Disclaimer: I work for GitHub, not on Copilot (though I use it).

This is specifically about GitHub Copilot:

https://deepai.org/publication/copilot-security-a-user-study

I didn’t cherry pick.

You can also see the GitHub Copilot Trust Center for more on using Copilot for developing secure code:

https://resources.github.com/copilot-trust-center/#:~:text=how%20github%20copilot%20aids%20secure%20development

#LLM #GitHub #Copilot

Copilot Security: A User Study

08/12/23 - Code generation tools driven by artificial intelligence have recently become more popular due to advancements in deep learning and...

DeepAI
@nblr AI creates jobs in computer security the same way an arsonist creates jobs in emergency response
@nblr it's all going very well, I see.
@nblr Should 'citizen integrators' be trained to implicitly 'insert' their organization's data governance policy into a request for code, or that the organization 'funding' the GPT-AI tool to insert this policy globally, or should the check-in process be changed - which would ultimately be AI-driven anyway? 😆

@nblr

DKaaS: Dunning-Kruger as a service!

@nblr now I want to run the same experiment with journalism students, but measure factual errors instead of security vulnerabilities
@nblr sadly only very small N.
> Ultimately, we recruited 54 participants

@nblr It *will* be fine as long as we teach people how to properly code and not blindly trust their tools.

> Furthermore, we find that participants who trusted the AI less and engaged more with the language and format of their prompts (e.g. re-phrasing, adjusting temperature) provided code with fewer security vulnerabilities.

@nblr And I'd wager it's not just security vulnerabilities, but bugs in general.
@nblr that sounds like a problem that will quickly solve itself away

@nblr

Astonishing to me is the amount of people in the comments who think, this is just an optimization problem.  

Or the people hoping for a job to clean up the mess.

Even in our own tech bubble, we need to catch up quickly with the education of our peers about AI in general.
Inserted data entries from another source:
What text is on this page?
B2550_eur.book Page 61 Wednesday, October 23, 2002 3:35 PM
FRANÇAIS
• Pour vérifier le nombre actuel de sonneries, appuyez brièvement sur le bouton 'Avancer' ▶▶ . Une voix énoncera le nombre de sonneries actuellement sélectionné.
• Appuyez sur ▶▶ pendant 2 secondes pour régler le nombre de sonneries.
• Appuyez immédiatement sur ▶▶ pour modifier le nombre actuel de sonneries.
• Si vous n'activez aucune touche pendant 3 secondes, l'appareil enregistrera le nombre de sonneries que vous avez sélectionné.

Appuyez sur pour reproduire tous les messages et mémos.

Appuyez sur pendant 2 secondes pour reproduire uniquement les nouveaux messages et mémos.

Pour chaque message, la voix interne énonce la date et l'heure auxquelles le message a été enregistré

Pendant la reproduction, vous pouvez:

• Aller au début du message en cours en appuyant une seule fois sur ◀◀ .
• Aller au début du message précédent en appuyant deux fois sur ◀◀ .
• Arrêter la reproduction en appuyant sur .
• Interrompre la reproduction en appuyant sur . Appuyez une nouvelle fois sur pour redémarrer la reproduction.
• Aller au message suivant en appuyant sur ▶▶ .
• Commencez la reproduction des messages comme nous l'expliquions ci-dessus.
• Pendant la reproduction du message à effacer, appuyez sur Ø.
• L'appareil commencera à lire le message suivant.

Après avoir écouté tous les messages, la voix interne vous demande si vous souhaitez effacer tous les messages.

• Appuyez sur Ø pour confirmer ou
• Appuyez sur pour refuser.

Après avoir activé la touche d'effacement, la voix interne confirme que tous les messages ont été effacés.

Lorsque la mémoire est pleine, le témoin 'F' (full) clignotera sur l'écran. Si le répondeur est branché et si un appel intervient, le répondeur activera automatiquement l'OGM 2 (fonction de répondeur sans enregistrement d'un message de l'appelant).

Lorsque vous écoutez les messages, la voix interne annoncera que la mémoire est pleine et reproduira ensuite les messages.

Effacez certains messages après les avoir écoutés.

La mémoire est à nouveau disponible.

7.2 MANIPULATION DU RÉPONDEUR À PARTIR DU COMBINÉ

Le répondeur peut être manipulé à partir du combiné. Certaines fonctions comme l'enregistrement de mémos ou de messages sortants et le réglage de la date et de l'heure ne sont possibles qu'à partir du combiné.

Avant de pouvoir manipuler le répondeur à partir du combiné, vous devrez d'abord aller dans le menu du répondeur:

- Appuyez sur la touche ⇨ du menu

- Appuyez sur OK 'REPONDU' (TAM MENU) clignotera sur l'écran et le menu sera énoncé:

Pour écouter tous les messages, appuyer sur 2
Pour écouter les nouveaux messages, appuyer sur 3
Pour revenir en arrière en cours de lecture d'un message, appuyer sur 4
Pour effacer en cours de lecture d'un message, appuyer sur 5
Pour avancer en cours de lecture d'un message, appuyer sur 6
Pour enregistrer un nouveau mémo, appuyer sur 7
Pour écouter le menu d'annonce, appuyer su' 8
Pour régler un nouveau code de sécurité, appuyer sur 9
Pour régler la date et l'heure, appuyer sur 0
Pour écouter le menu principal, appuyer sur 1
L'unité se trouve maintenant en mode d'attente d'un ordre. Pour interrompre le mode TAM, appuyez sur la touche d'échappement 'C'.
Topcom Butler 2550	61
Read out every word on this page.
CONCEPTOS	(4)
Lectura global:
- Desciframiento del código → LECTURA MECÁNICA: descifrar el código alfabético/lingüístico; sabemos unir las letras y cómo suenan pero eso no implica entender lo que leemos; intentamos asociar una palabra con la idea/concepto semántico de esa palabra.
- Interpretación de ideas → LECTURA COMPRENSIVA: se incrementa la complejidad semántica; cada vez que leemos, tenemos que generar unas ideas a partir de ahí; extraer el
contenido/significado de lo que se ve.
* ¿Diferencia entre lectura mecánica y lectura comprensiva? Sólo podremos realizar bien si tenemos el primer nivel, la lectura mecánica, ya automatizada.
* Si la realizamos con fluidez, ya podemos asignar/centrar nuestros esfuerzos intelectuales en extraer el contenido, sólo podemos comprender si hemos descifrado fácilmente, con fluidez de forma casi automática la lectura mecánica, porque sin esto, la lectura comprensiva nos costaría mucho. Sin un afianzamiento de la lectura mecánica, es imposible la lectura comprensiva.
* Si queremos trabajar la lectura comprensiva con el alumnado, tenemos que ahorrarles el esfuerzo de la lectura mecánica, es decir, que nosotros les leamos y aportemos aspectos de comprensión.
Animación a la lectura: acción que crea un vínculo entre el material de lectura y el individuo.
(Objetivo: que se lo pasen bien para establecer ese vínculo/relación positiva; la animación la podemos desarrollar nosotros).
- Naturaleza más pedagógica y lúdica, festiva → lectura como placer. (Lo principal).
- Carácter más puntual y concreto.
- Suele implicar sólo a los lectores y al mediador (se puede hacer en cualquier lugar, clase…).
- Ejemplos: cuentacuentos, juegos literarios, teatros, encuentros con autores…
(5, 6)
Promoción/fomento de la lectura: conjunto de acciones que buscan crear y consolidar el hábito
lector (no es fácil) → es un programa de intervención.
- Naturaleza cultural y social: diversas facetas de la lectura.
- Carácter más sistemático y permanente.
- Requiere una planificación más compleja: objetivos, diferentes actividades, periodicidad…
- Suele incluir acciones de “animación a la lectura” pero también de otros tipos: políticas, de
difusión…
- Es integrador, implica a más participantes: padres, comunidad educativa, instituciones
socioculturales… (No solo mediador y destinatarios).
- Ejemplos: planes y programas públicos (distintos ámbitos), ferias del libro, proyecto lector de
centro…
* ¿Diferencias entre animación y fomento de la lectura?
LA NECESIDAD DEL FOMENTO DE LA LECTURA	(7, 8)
If this is possible at all. 

@nblr Yes… ha ha ha… Yes!

@nblr following this, and also the slew of “i had an idea and let chatgpt flesh it out, please treat this as proposal with merit” posts , I propose an additional nickname for LLMs:

Dunning-Kruger-O-Tron

@nblr Given how badly the models deal w/ poisoning: https://arxiv.org/abs/2311.12202

I think folks actively trying to exploit these models to plant easily exploitable code is only a matter of time.

If you are not fully code reviewing all the code and treating it as if it were adversarial then you are asking for trouble. One has to ask themselves at that point is it worth it?

Nepotistically Trained Generative-AI Models Collapse

Trained on massive amounts of human-generated content, AI-generated image synthesis is capable of reproducing semantically coherent images that match the visual appearance of its training data. We show that when retrained on even small amounts of their own creation, these generative-AI models produce highly distorted images. We also show that this distortion extends beyond the text prompts used in retraining, and that once affected, the models struggle to fully heal even after retraining on only real images.

arXiv.org
@shafik That's the real tradeoff at hand indeed.
@nblr I think Computer Science programs not having philosophy and ethics deeply integrated into their programs has really served society very poorly.
@nblr hatte da mal eine Diskussion. Wenn man nicht fragt ob es sicher ist, dann bekommt man auch keinen sicheren code.